Blogger Matt said...

So if we could boil this down, we could boil it down to tough love vs nurturing love.

So Daddy wants you to learn self reliance and to be able to achieve things on your own, never falling into the habit of depending on other people.

Mommy wants to smother you with loving and make sure that you don't suffer, that you know you needn't worry because you're always loved.

Is it worse to have a child who turns on you for your distance, whose ego drives the child to think itself an island, where it can do whatever it wants, including bad things...

or

to have a child spoiled and doted upon, unable to do anything for him or herself because he or she needs the parents' love always.

Or is the problem that I've set out above one really about narcissism.

In that case, I kind of tend towards the latter. I think of all the good things about my mother. She's not as verbal a person, I suppose, as my father, but she always listens and lets you know that she wants to hear what you have to say. In some ways, it's like she's the matrix in which the family grows and stays attached to each other.

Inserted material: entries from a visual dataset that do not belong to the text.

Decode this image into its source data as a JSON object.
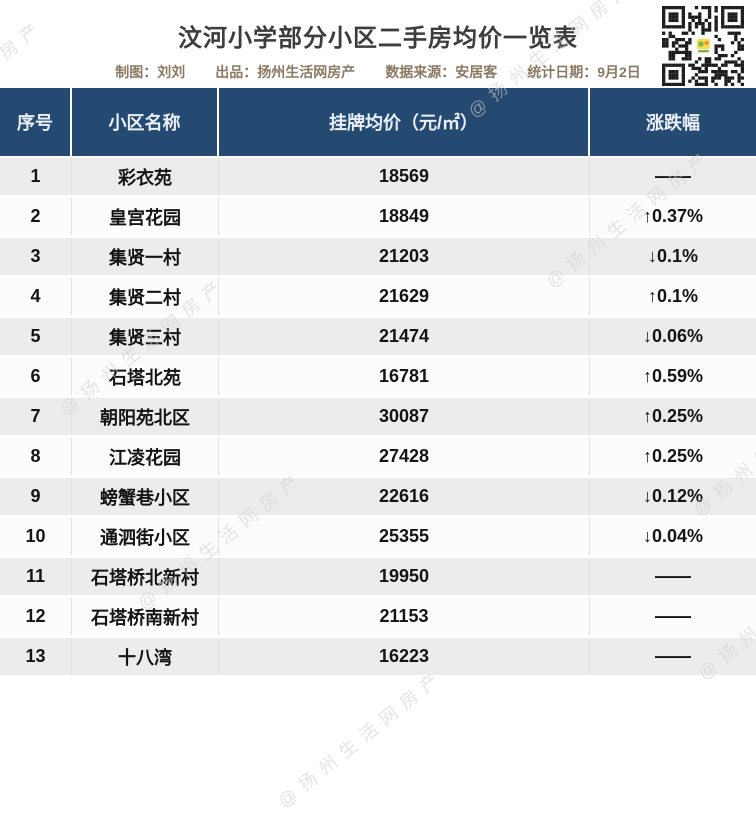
{
  "header": {
    "meta": {
      "made_by": "制图：刘刘",
      "published_by": "出品：扬州生活网房产",
      "data_source": "数据来源：安居客",
      "stat_date": "统计日期：9月2日"
    },
    "qr_icon": "qr-code"
  },
  "watermark": {
    "text": "@扬州生活网房产"
  },
  "colors": {
    "header_bg": "#254a72",
    "stripe_bg": "#ececec",
    "title_text": "#3c3c3c",
    "meta_text": "#8b7962",
    "body_text": "#141414",
    "watermark": "#cfcfcf"
  },
  "chart_data": {
    "type": "table",
    "title": "汶河小学部分小区二手房均价一览表",
    "columns": [
      "序号",
      "小区名称",
      "挂牌均价（元/㎡）",
      "涨跌幅"
    ],
    "rows": [
      [
        "1",
        "彩衣苑",
        "18569",
        "——"
      ],
      [
        "2",
        "皇宫花园",
        "18849",
        "↑0.37%"
      ],
      [
        "3",
        "集贤一村",
        "21203",
        "↓0.1%"
      ],
      [
        "4",
        "集贤二村",
        "21629",
        "↑0.1%"
      ],
      [
        "5",
        "集贤三村",
        "21474",
        "↓0.06%"
      ],
      [
        "6",
        "石塔北苑",
        "16781",
        "↑0.59%"
      ],
      [
        "7",
        "朝阳苑北区",
        "30087",
        "↑0.25%"
      ],
      [
        "8",
        "江凌花园",
        "27428",
        "↑0.25%"
      ],
      [
        "9",
        "螃蟹巷小区",
        "22616",
        "↓0.12%"
      ],
      [
        "10",
        "通泗街小区",
        "25355",
        "↓0.04%"
      ],
      [
        "11",
        "石塔桥北新村",
        "19950",
        "——"
      ],
      [
        "12",
        "石塔桥南新村",
        "21153",
        "——"
      ],
      [
        "13",
        "十八湾",
        "16223",
        "——"
      ]
    ],
    "change_directions": [
      "none",
      "up",
      "down",
      "up",
      "down",
      "up",
      "up",
      "up",
      "down",
      "down",
      "none",
      "none",
      "none"
    ]
  }
}
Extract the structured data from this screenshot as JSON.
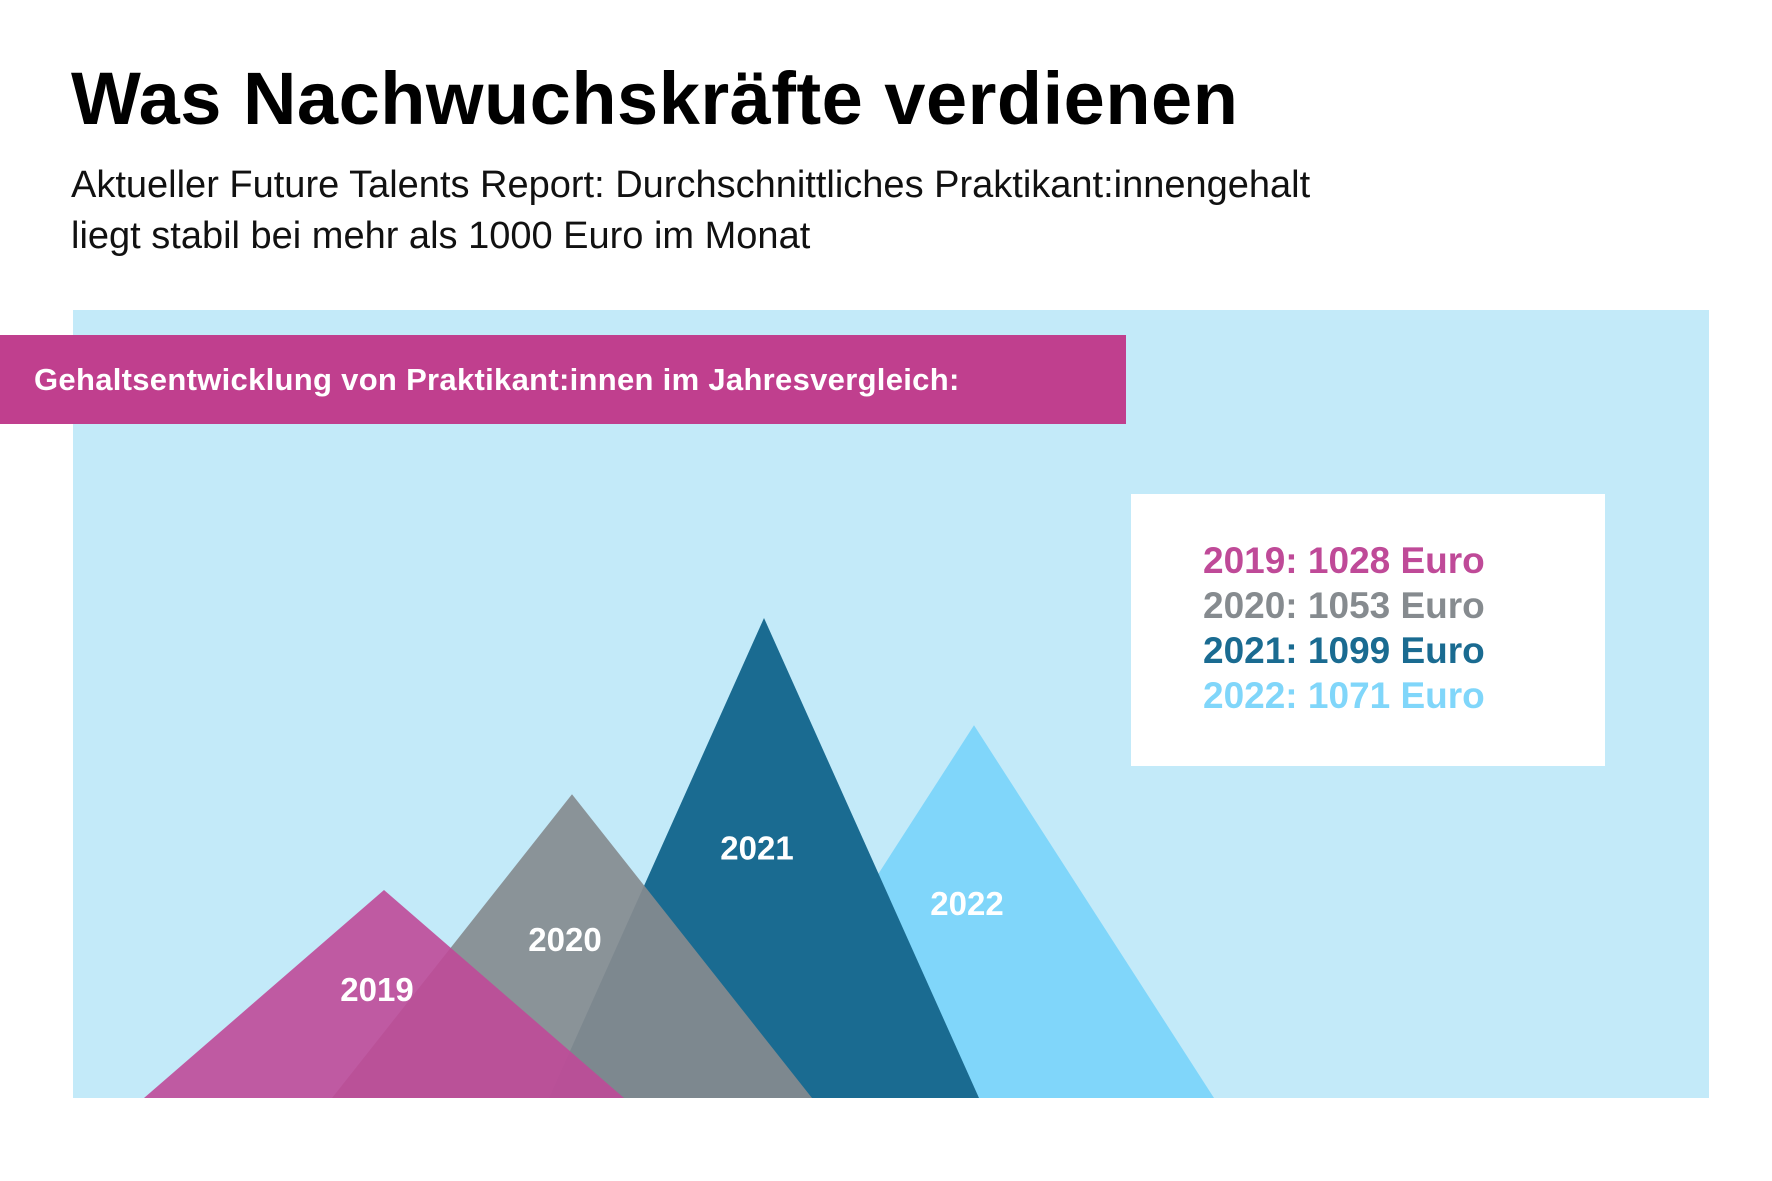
{
  "header": {
    "title": "Was Nachwuchskräfte verdienen",
    "subtitle_line1": "Aktueller Future Talents Report: Durchschnittliches Praktikant:innengehalt",
    "subtitle_line2": "liegt stabil bei mehr als 1000 Euro im Monat"
  },
  "colors": {
    "panel": "#c3eaf9",
    "band": "#c03f8e",
    "2019": "#bf4a98",
    "2020": "#868b8f",
    "2021": "#1a6b91",
    "2022": "#80d6fa"
  },
  "chart_data": {
    "type": "area",
    "title": "Gehaltsentwicklung von Praktikant:innen im Jahresvergleich:",
    "categories": [
      "2019",
      "2020",
      "2021",
      "2022"
    ],
    "values": [
      1028,
      1053,
      1099,
      1071
    ],
    "unit": "Euro",
    "legend": [
      {
        "year": "2019",
        "text": "2019: 1028 Euro",
        "color": "#bf4a98"
      },
      {
        "year": "2020",
        "text": "2020: 1053 Euro",
        "color": "#868b8f"
      },
      {
        "year": "2021",
        "text": "2021: 1099 Euro",
        "color": "#1a6b91"
      },
      {
        "year": "2022",
        "text": "2022: 1071 Euro",
        "color": "#80d6fa"
      }
    ],
    "legend_position": "top-right",
    "grid": false
  }
}
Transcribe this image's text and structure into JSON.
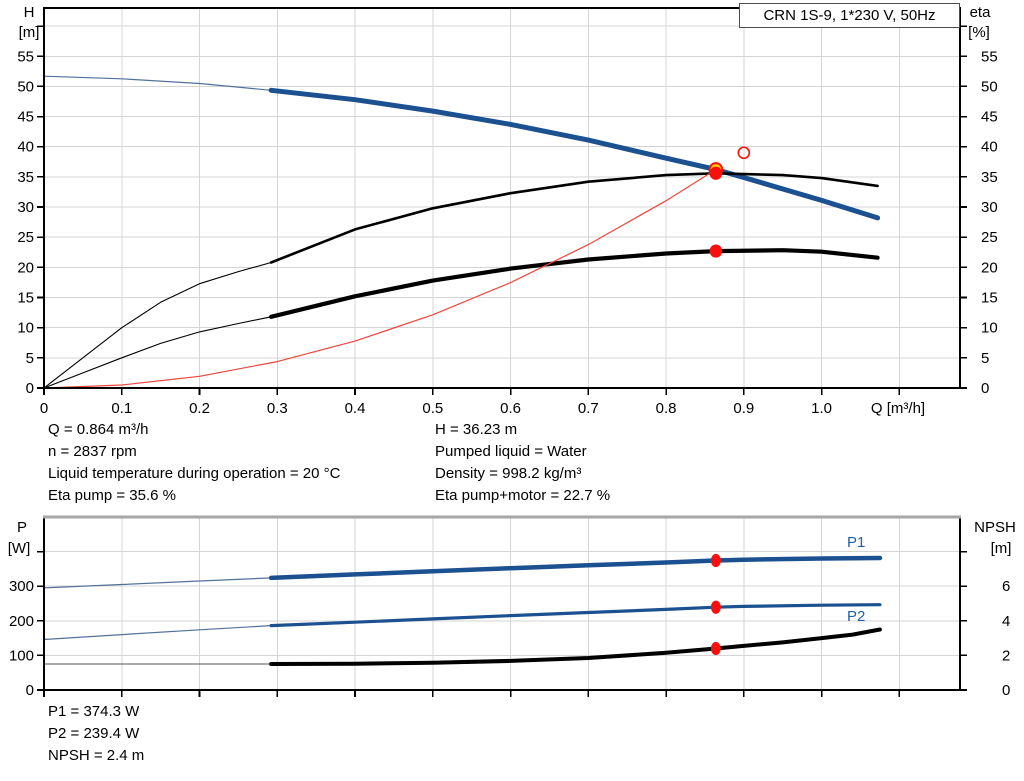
{
  "title_box": {
    "label": "CRN 1S-9, 1*230 V, 50Hz"
  },
  "colors": {
    "blue": "#1b5091",
    "blue_thin": "#51719b",
    "black": "#000000",
    "gray_thin": "#555555",
    "red_line": "#f0453c",
    "red_marker": "#fb0f0c",
    "yellow_marker": "#ffd400",
    "grid": "#d4d4d4",
    "axis": "#000000",
    "frame_gray": "#a6a6a6",
    "label_blue": "#1f5fa9"
  },
  "top_chart": {
    "left_axis": {
      "title": "H",
      "unit": "[m]"
    },
    "right_axis": {
      "title": "eta",
      "unit": "[%]"
    },
    "x_axis_label": "Q [m³/h]",
    "info_left": [
      "Q = 0.864 m³/h",
      "n = 2837 rpm",
      "Liquid temperature during operation = 20 °C",
      "Eta pump = 35.6 %"
    ],
    "info_right": [
      "H = 36.23 m",
      "Pumped liquid = Water",
      "Density = 998.2 kg/m³",
      "Eta pump+motor = 22.7 %"
    ]
  },
  "bottom_chart": {
    "left_axis": {
      "title": "P",
      "unit": "[W]"
    },
    "right_axis": {
      "title": "NPSH",
      "unit": "[m]"
    },
    "p1_label": "P1",
    "p2_label": "P2",
    "info": [
      "P1 = 374.3 W",
      "P2 = 239.4 W",
      "NPSH = 2.4 m"
    ]
  },
  "chart_data": [
    {
      "id": "top",
      "type": "line",
      "title": "CRN 1S-9, 1*230 V, 50Hz",
      "xlabel": "Q [m³/h]",
      "ylabel_left": "H [m]",
      "ylabel_right": "eta [%]",
      "xlim": [
        0,
        1.178
      ],
      "ylim_left": [
        0,
        63
      ],
      "ylim_right": [
        0,
        63
      ],
      "grid": true,
      "xticks": [
        {
          "v": 0,
          "l": "0"
        },
        {
          "v": 0.1,
          "l": "0.1"
        },
        {
          "v": 0.2,
          "l": "0.2"
        },
        {
          "v": 0.3,
          "l": "0.3"
        },
        {
          "v": 0.4,
          "l": "0.4"
        },
        {
          "v": 0.5,
          "l": "0.5"
        },
        {
          "v": 0.6,
          "l": "0.6"
        },
        {
          "v": 0.7,
          "l": "0.7"
        },
        {
          "v": 0.8,
          "l": "0.8"
        },
        {
          "v": 0.9,
          "l": "0.9"
        },
        {
          "v": 1.0,
          "l": "1.0"
        },
        {
          "v": 1.1,
          "l": ""
        }
      ],
      "yticks_left": [
        {
          "v": 0,
          "l": "0"
        },
        {
          "v": 5,
          "l": "5"
        },
        {
          "v": 10,
          "l": "10"
        },
        {
          "v": 15,
          "l": "15"
        },
        {
          "v": 20,
          "l": "20"
        },
        {
          "v": 25,
          "l": "25"
        },
        {
          "v": 30,
          "l": "30"
        },
        {
          "v": 35,
          "l": "35"
        },
        {
          "v": 40,
          "l": "40"
        },
        {
          "v": 45,
          "l": "45"
        },
        {
          "v": 50,
          "l": "50"
        },
        {
          "v": 55,
          "l": "55"
        },
        {
          "v": 60,
          "l": ""
        }
      ],
      "yticks_right": [
        {
          "v": 0,
          "l": "0"
        },
        {
          "v": 5,
          "l": "5"
        },
        {
          "v": 10,
          "l": "10"
        },
        {
          "v": 15,
          "l": "15"
        },
        {
          "v": 20,
          "l": "20"
        },
        {
          "v": 25,
          "l": "25"
        },
        {
          "v": 30,
          "l": "30"
        },
        {
          "v": 35,
          "l": "35"
        },
        {
          "v": 40,
          "l": "40"
        },
        {
          "v": 45,
          "l": "45"
        },
        {
          "v": 50,
          "l": "50"
        },
        {
          "v": 55,
          "l": "55"
        },
        {
          "v": 60,
          "l": ""
        }
      ],
      "series": [
        {
          "name": "pump-curve-extension",
          "axis": "left",
          "color": "blue_thin",
          "width": 1.2,
          "points": [
            [
              0,
              51.7
            ],
            [
              0.1,
              51.27
            ],
            [
              0.2,
              50.48
            ],
            [
              0.292,
              49.35
            ]
          ]
        },
        {
          "name": "pump-curve",
          "axis": "left",
          "color": "blue",
          "width": 5,
          "points": [
            [
              0.292,
              49.35
            ],
            [
              0.4,
              47.8
            ],
            [
              0.5,
              45.9
            ],
            [
              0.6,
              43.7
            ],
            [
              0.7,
              41.1
            ],
            [
              0.8,
              38.1
            ],
            [
              0.864,
              36.23
            ],
            [
              0.9,
              34.9
            ],
            [
              1.0,
              31.1
            ],
            [
              1.072,
              28.2
            ]
          ]
        },
        {
          "name": "eta-pump-extension",
          "axis": "right",
          "color": "black",
          "width": 1.1,
          "points": [
            [
              0,
              0
            ],
            [
              0.05,
              5
            ],
            [
              0.1,
              10
            ],
            [
              0.15,
              14.2
            ],
            [
              0.2,
              17.3
            ],
            [
              0.25,
              19.3
            ],
            [
              0.292,
              20.8
            ]
          ]
        },
        {
          "name": "eta-pump-curve",
          "axis": "right",
          "color": "black",
          "width": 2.6,
          "points": [
            [
              0.292,
              20.8
            ],
            [
              0.4,
              26.3
            ],
            [
              0.5,
              29.8
            ],
            [
              0.6,
              32.3
            ],
            [
              0.7,
              34.2
            ],
            [
              0.8,
              35.3
            ],
            [
              0.864,
              35.6
            ],
            [
              0.95,
              35.3
            ],
            [
              1.0,
              34.8
            ],
            [
              1.072,
              33.5
            ]
          ]
        },
        {
          "name": "eta-pump-motor-extension",
          "axis": "right",
          "color": "black",
          "width": 1.1,
          "points": [
            [
              0,
              0
            ],
            [
              0.05,
              2.5
            ],
            [
              0.1,
              5
            ],
            [
              0.15,
              7.4
            ],
            [
              0.2,
              9.3
            ],
            [
              0.25,
              10.7
            ],
            [
              0.292,
              11.8
            ]
          ]
        },
        {
          "name": "eta-pump-motor-curve",
          "axis": "right",
          "color": "black",
          "width": 4.2,
          "points": [
            [
              0.292,
              11.8
            ],
            [
              0.4,
              15.2
            ],
            [
              0.5,
              17.8
            ],
            [
              0.6,
              19.8
            ],
            [
              0.7,
              21.3
            ],
            [
              0.8,
              22.3
            ],
            [
              0.864,
              22.7
            ],
            [
              0.95,
              22.85
            ],
            [
              1.0,
              22.6
            ],
            [
              1.072,
              21.6
            ]
          ]
        },
        {
          "name": "system-curve",
          "axis": "left",
          "color": "red_line",
          "width": 1.2,
          "points": [
            [
              0,
              0
            ],
            [
              0.1,
              0.49
            ],
            [
              0.2,
              1.94
            ],
            [
              0.3,
              4.37
            ],
            [
              0.4,
              7.77
            ],
            [
              0.5,
              12.13
            ],
            [
              0.6,
              17.47
            ],
            [
              0.7,
              23.78
            ],
            [
              0.8,
              31.06
            ],
            [
              0.864,
              36.23
            ]
          ]
        }
      ],
      "markers": [
        {
          "name": "duty-point-head",
          "q": 0.864,
          "v": 36.23,
          "axis": "left",
          "style": "yellow"
        },
        {
          "name": "duty-point-eta",
          "q": 0.864,
          "v": 35.6,
          "axis": "right",
          "style": "red"
        },
        {
          "name": "duty-point-eta-total",
          "q": 0.864,
          "v": 22.7,
          "axis": "right",
          "style": "red"
        },
        {
          "name": "rated-duty-point",
          "q": 0.9,
          "v": 39.0,
          "axis": "left",
          "style": "open"
        }
      ]
    },
    {
      "id": "bottom",
      "type": "line",
      "title": "",
      "xlabel": "",
      "ylabel_left": "P [W]",
      "ylabel_right": "NPSH [m]",
      "xlim": [
        0,
        1.178
      ],
      "ylim_left": [
        0,
        500
      ],
      "ylim_right": [
        0,
        10
      ],
      "grid": true,
      "xticks": [
        {
          "v": 0,
          "l": ""
        },
        {
          "v": 0.1,
          "l": ""
        },
        {
          "v": 0.2,
          "l": ""
        },
        {
          "v": 0.3,
          "l": ""
        },
        {
          "v": 0.4,
          "l": ""
        },
        {
          "v": 0.5,
          "l": ""
        },
        {
          "v": 0.6,
          "l": ""
        },
        {
          "v": 0.7,
          "l": ""
        },
        {
          "v": 0.8,
          "l": ""
        },
        {
          "v": 0.9,
          "l": ""
        },
        {
          "v": 1.0,
          "l": ""
        },
        {
          "v": 1.1,
          "l": ""
        }
      ],
      "yticks_left": [
        {
          "v": 0,
          "l": "0"
        },
        {
          "v": 100,
          "l": "100"
        },
        {
          "v": 200,
          "l": "200"
        },
        {
          "v": 300,
          "l": "300"
        },
        {
          "v": 400,
          "l": ""
        }
      ],
      "yticks_right": [
        {
          "v": 0,
          "l": "0"
        },
        {
          "v": 2,
          "l": "2"
        },
        {
          "v": 4,
          "l": "4"
        },
        {
          "v": 6,
          "l": "6"
        },
        {
          "v": 8,
          "l": ""
        }
      ],
      "series": [
        {
          "name": "p1-extension",
          "axis": "left",
          "color": "blue_thin",
          "width": 1.2,
          "points": [
            [
              0,
              295
            ],
            [
              0.1,
              305
            ],
            [
              0.2,
              315
            ],
            [
              0.292,
              324
            ]
          ]
        },
        {
          "name": "p1-curve",
          "axis": "left",
          "color": "blue",
          "width": 4.5,
          "points": [
            [
              0.292,
              324
            ],
            [
              0.4,
              334
            ],
            [
              0.5,
              343
            ],
            [
              0.6,
              352
            ],
            [
              0.7,
              360.5
            ],
            [
              0.8,
              368.5
            ],
            [
              0.864,
              374.3
            ],
            [
              0.9,
              376.5
            ],
            [
              1.0,
              380
            ],
            [
              1.075,
              381.5
            ]
          ]
        },
        {
          "name": "p2-extension",
          "axis": "left",
          "color": "blue_thin",
          "width": 1.2,
          "points": [
            [
              0,
              146
            ],
            [
              0.1,
              160
            ],
            [
              0.2,
              174
            ],
            [
              0.292,
              186
            ]
          ]
        },
        {
          "name": "p2-curve",
          "axis": "left",
          "color": "blue",
          "width": 3.2,
          "points": [
            [
              0.292,
              186
            ],
            [
              0.4,
              196
            ],
            [
              0.5,
              205.5
            ],
            [
              0.6,
              215
            ],
            [
              0.7,
              224
            ],
            [
              0.8,
              233
            ],
            [
              0.864,
              239.4
            ],
            [
              0.9,
              241.5
            ],
            [
              1.0,
              245
            ],
            [
              1.075,
              246.5
            ]
          ]
        },
        {
          "name": "npsh-extension",
          "axis": "right",
          "color": "gray_thin",
          "width": 1.1,
          "points": [
            [
              0,
              1.5
            ],
            [
              0.292,
              1.5
            ]
          ]
        },
        {
          "name": "npsh-curve",
          "axis": "right",
          "color": "black",
          "width": 4,
          "points": [
            [
              0.292,
              1.5
            ],
            [
              0.4,
              1.52
            ],
            [
              0.5,
              1.58
            ],
            [
              0.6,
              1.68
            ],
            [
              0.7,
              1.85
            ],
            [
              0.8,
              2.15
            ],
            [
              0.864,
              2.4
            ],
            [
              0.9,
              2.55
            ],
            [
              0.95,
              2.75
            ],
            [
              1.0,
              3.0
            ],
            [
              1.04,
              3.2
            ],
            [
              1.075,
              3.5
            ]
          ]
        }
      ],
      "markers": [
        {
          "name": "duty-point-p1",
          "q": 0.864,
          "v": 374.3,
          "axis": "left",
          "style": "red"
        },
        {
          "name": "duty-point-p2",
          "q": 0.864,
          "v": 239.4,
          "axis": "left",
          "style": "red"
        },
        {
          "name": "duty-point-npsh",
          "q": 0.864,
          "v": 2.4,
          "axis": "right",
          "style": "red"
        }
      ]
    }
  ]
}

Which sounds incredibly passive, and to some extent it is. Still, when I think about what kind of parent I want to be and when I think about what kind of friend I want to be to others, it's usually in these terms - being completely selfless, being available to other people. At least that's the ideal, I guess (and one of the reasons that I think I originally found Buddhism so appealing - the notion that the distinction of observer from what's observed may be a spurious one, and all that).

Of course, I don't know whether I meet that goal (and nobody should take this as an invtiation to opine on this matter), nor whether this is the path to happiness (see my relationship with my downstairs neighbor).

3:11 PM  
Anonymous Anonymous said...

I just wanted to point out that it is very hard to drink for a day on one dollar.